MYF, PMI partner to empower youths to change their lives
Nine young men, including high school students and unattached youth from Trench Town and Whitfield Town in Kingston, were offered life-changing tools in a very user friendly way, at an innovative Youth Empowerment Workshop held from October 19-22. This took the form of a residential camp far from the communities where they live and have to deal with gang-related violence and pressures to join criminal gangs themselves.
Held at the Eltham Training Centre in Ocho Rios, St Ann, the camp was the joint effort of The MultiCare Youth Foundation (MYF) and the Peace Management Initiative (PMI). The young men were all enrolled in MYF’s mentoring programme and attended, along with their mentors. The workshop is part of a wider co-impact programme funded by USAID through its Local Partner Development Programme (LPD) targeting 100 male youth from volatile communities in Kingston, St Andrew, St Catherine, and St James who are assessed to be at medium to high risk of getting involved in crime and violence. The programme seeks to offer life-skills training, mentorship, and internship placement and other coordinated interventions aimed at reducing their risk levels and increasing their participation in economic and social-growth activities. The camp offers insight into how to better treat with each young man individually who are often treated as a homogenous group.
NEGATIVE BEHAVIOUR
LPD’s Programme Specialist for Youth Crime and Violence Prevention, Machel Stewart, described the four-day training camp as “a great way of providing the youth with an understanding of a lot of things that they need to do to resist negative behaviour so they can change their own lives and circumstancesd espite what they are returning to their communities to experience”.
He added: “The mentors at the same time are given more tools, which will enable them to understand and bond with the youth, to be able to give them more encouragement and skills to succeed in making their own life decisions.
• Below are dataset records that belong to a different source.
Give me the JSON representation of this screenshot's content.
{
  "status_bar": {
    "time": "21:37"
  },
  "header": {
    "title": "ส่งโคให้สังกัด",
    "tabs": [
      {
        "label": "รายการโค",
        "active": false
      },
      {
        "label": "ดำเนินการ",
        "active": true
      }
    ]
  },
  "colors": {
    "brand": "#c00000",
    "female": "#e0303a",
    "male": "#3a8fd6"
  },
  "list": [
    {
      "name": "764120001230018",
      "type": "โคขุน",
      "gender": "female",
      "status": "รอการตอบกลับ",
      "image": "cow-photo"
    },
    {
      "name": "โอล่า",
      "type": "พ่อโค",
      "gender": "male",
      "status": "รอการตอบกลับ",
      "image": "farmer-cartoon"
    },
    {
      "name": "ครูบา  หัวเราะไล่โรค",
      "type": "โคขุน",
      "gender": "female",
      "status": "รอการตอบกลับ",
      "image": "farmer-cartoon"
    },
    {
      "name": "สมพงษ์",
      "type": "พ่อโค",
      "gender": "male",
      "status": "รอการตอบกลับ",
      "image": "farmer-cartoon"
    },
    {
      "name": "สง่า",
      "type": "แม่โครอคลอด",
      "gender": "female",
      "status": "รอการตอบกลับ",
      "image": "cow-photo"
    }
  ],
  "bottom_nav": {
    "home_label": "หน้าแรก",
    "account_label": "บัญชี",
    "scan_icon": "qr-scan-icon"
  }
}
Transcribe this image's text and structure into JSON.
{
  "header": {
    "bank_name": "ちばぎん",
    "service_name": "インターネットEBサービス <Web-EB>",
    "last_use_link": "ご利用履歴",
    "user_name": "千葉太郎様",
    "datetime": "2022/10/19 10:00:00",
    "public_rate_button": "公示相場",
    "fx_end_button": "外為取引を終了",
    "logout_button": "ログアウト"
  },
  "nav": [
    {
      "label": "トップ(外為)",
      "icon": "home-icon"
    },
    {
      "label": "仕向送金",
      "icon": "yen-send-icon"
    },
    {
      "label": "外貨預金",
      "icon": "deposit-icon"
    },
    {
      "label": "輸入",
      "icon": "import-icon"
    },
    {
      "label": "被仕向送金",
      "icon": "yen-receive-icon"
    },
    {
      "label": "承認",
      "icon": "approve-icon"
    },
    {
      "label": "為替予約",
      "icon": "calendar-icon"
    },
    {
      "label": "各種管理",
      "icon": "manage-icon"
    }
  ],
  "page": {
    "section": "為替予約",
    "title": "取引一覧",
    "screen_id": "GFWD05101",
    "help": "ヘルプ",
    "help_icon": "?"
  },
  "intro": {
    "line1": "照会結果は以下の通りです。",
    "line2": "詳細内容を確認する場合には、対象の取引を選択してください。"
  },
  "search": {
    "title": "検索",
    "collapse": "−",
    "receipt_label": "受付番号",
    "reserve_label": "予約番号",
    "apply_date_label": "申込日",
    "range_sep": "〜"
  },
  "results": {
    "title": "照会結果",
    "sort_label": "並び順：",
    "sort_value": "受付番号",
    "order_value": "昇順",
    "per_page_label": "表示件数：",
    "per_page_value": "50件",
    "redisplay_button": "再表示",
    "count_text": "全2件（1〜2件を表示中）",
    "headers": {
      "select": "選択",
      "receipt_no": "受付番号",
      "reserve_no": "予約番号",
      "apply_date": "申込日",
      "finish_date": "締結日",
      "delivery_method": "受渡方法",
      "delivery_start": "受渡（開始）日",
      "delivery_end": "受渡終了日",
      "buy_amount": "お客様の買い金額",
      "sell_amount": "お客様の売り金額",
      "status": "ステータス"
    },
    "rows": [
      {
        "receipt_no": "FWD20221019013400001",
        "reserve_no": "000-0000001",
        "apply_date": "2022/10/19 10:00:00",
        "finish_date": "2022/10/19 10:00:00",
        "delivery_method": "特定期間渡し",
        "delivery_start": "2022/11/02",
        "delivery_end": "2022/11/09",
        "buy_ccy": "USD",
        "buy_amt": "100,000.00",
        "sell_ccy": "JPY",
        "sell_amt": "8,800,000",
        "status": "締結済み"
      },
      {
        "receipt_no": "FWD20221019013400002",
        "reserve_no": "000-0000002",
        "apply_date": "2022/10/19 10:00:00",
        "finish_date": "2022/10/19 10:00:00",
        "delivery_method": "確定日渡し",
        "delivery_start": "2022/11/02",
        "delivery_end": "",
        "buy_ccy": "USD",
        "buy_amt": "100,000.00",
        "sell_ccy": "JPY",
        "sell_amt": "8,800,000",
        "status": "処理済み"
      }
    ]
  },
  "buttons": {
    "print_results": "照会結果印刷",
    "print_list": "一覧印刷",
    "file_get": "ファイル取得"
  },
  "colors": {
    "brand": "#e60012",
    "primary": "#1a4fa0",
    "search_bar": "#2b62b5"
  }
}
The residential nature of the camp is very important because it allows the members to spend time in unstructured sessions, not just being spoken at and lectured to, but just to sit and lyme and relax, and to understand each other, from a strictly human perspective.”
MYF Project Manager Taneshia Stoney noted that an important benefit of the collaboration with the PMI was the interaction between mentors and mentees from the two partner organisations: “MYF’s mentor programme is more structured, while the PMI’s might be more fluid. PMI mentors come from the community – some were involved in some activities and have left that life behind. MYF mentors tend to be from the corporate world, so this gave us a different perspective.”
Stoney explained that this type of workshop, while a first for MYF, is a regular tool used by the PMI and that it usually accommodates 60 persons. However, enrollment was reduced on this occasion in order to observe COVID-19 protocols. She also noted that the youth attending were very receptive, and “opened up” about a lot of their experiences.
MYF mentee Andrew Ormsby, from the Maxfield community, who attended the workshop, endorsed Stoney’s positive assessment, noting that he liked the camp setting and adding: “I could actually hold a vibes and chill. As the sessions went on, we could actually talk, and nobody was judging you. I learned a couple things like how to be a better person, and I can use that, carry it to my community and to certain people in my community, I can teach them how we can be a better person and move on with life so we don’t deal with certain things.”